Number Cross , perhaps, has the distinction of having the worst advertising campaigns ever designed and implemented. One of the features in version 1.0 was a Master Puzzle. The Master Puzzle only appeared after a secret number of puzzles were completed. The Master Puzzle began with a single number and gave three clues to the next number. If successful, the puzzle would advance to the next number and give three more clues. If an incorrect answer was given three times, the Master Puzzle disappeared and it would return later. If successfully completed, the student or students, would receive a certificate, suitable for framing, declaring them a Master Player. No one ever successfully solved the Master Puzzle.

Puzzleholics Anonymous

To market Number Cross and the Master Puzzle, Mr. Arnold created an, unsuccessful, advertising campaign. The campaign was designed around one of his Computer Classics programs, Aesop's Fables - The Tortoise and the Hare. The campaign was a series of newspapers, newsletters, he sent to various state educational departments. The newsletters were from a newspaper in the forest named the Acorn. The Acorn contained a variety of stories related to the animals in the forest; the Owl gave the weather forecast; Mrs. Deer gave birth to a fawn. In one newspaper article, the Hare was arrested for selling fake answers to the Master Puzzle. The picture of the Hare, in the article, showed him wearing sunglasses and a prison striped suit behind bars. The Hare is quoted in the article as saying, "I solved the Master Puzzle on my first try. Everyone knows a hare can multiply!"
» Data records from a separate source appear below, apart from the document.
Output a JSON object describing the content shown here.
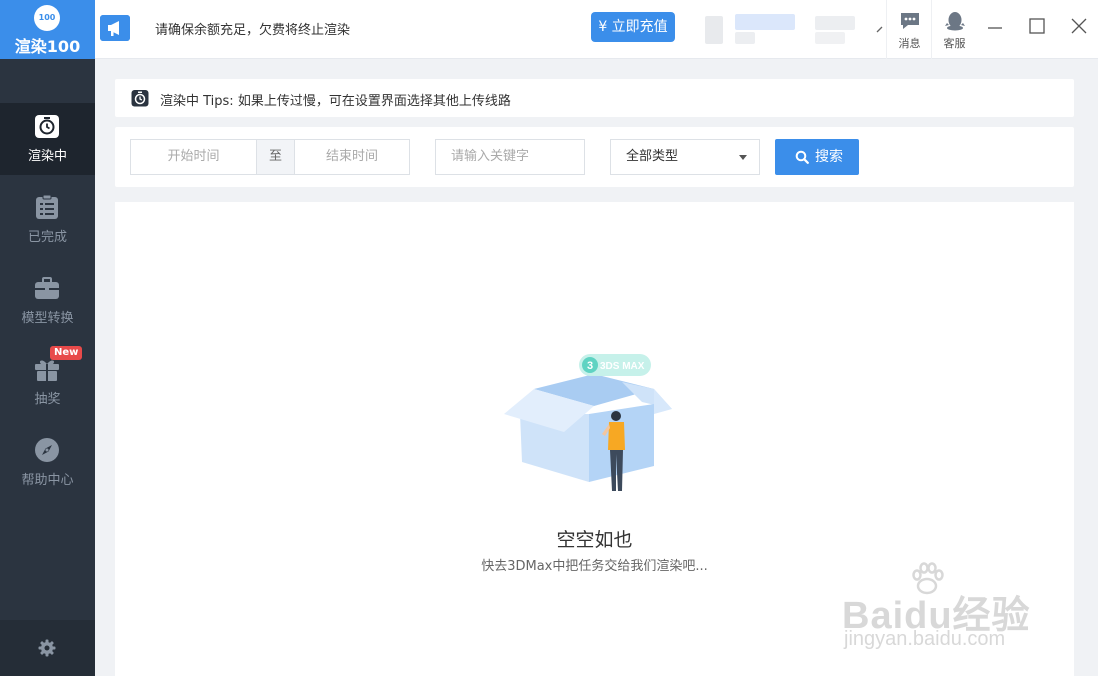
{
  "app": {
    "logo_badge": "100",
    "logo_name": "渲染100"
  },
  "sidebar": {
    "items": [
      {
        "label": "渲染中",
        "icon": "clock-icon",
        "active": true
      },
      {
        "label": "已完成",
        "icon": "clipboard-icon"
      },
      {
        "label": "模型转换",
        "icon": "briefcase-icon"
      },
      {
        "label": "抽奖",
        "icon": "gift-icon",
        "badge": "New"
      },
      {
        "label": "帮助中心",
        "icon": "compass-icon"
      }
    ],
    "settings_icon": "gear-icon"
  },
  "topbar": {
    "notice": "请确保余额充足，欠费将终止渲染",
    "recharge_label": "¥ 立即充值",
    "messages_label": "消息",
    "service_label": "客服"
  },
  "tips": {
    "text": "渲染中 Tips: 如果上传过慢，可在设置界面选择其他上传线路"
  },
  "filter": {
    "start_placeholder": "开始时间",
    "separator": "至",
    "end_placeholder": "结束时间",
    "keyword_placeholder": "请输入关键字",
    "type_selected": "全部类型",
    "search_label": "搜索"
  },
  "empty": {
    "badge": "3DS MAX",
    "title": "空空如也",
    "subtitle": "快去3DMax中把任务交给我们渲染吧..."
  },
  "watermark": {
    "brand": "Baidu经验",
    "url": "jingyan.baidu.com"
  },
  "colors": {
    "accent": "#3b8eea",
    "sidebar": "#2b3440",
    "badge": "#e84a4a",
    "teal": "#5fd3c2"
  }
}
The Hare, star of the TS-L diskette "The Hare and the Tortoise"
 and signed for the upcoming diskettes - "Noah and the Ark" and "The Hare with Bogart's Face"
sentenced to five years for selling fake answers to the Master Puzzle

The newspapers included several stories of people becoming obsessed with solving the Master Puzzle and a newsletter named Puzzleholics Anonymous. In one story, a man shot his computer, after spending an entire weekend attempting to solve it. In another story, elementary school children refused to leave the math classroom unless they solved the Master Puzzle. The humor gets better, or worse, depending on your view. One story had the program taken before a judge named - I. M. Nutz. Judge I. M. Nutz declared the software program Number Cross addictive, as users  attempted to solve the various math puzzles and attempted to solve the Master Puzzle. He ordered that every copy of Number Cross have a warning label placed on it. The warning label stated - WARNING!
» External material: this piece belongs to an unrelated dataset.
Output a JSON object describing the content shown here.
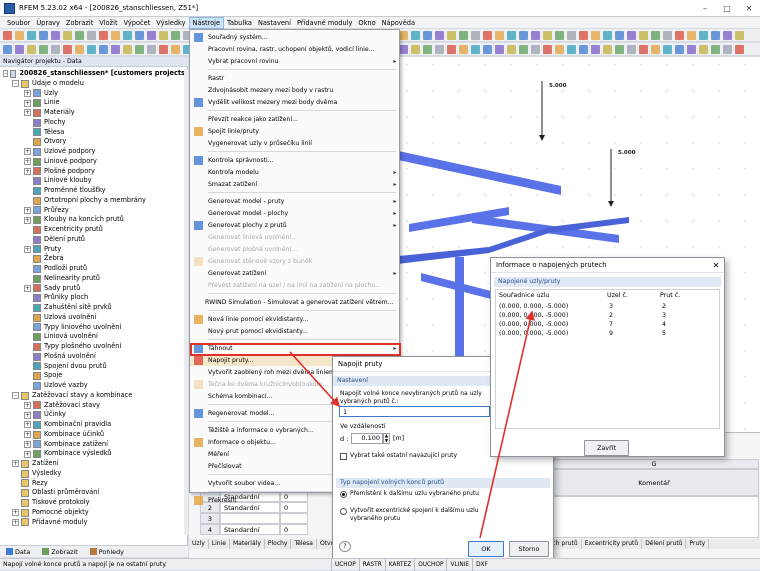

Issues of the Acorn, in addition to Judge I. M. Nutz's court order, were sent to various departments of education throughout the United States. Included in the packet were several labels with instructions to place the labels on packages of Number Cross . The labels contained only one word - WARNING!

Number Cross becomes the first computer program in history to have a warning label placed on it. What makes the advertising campaign the worst in history is that educators thought Judge I. M.  Nutz's court order was real!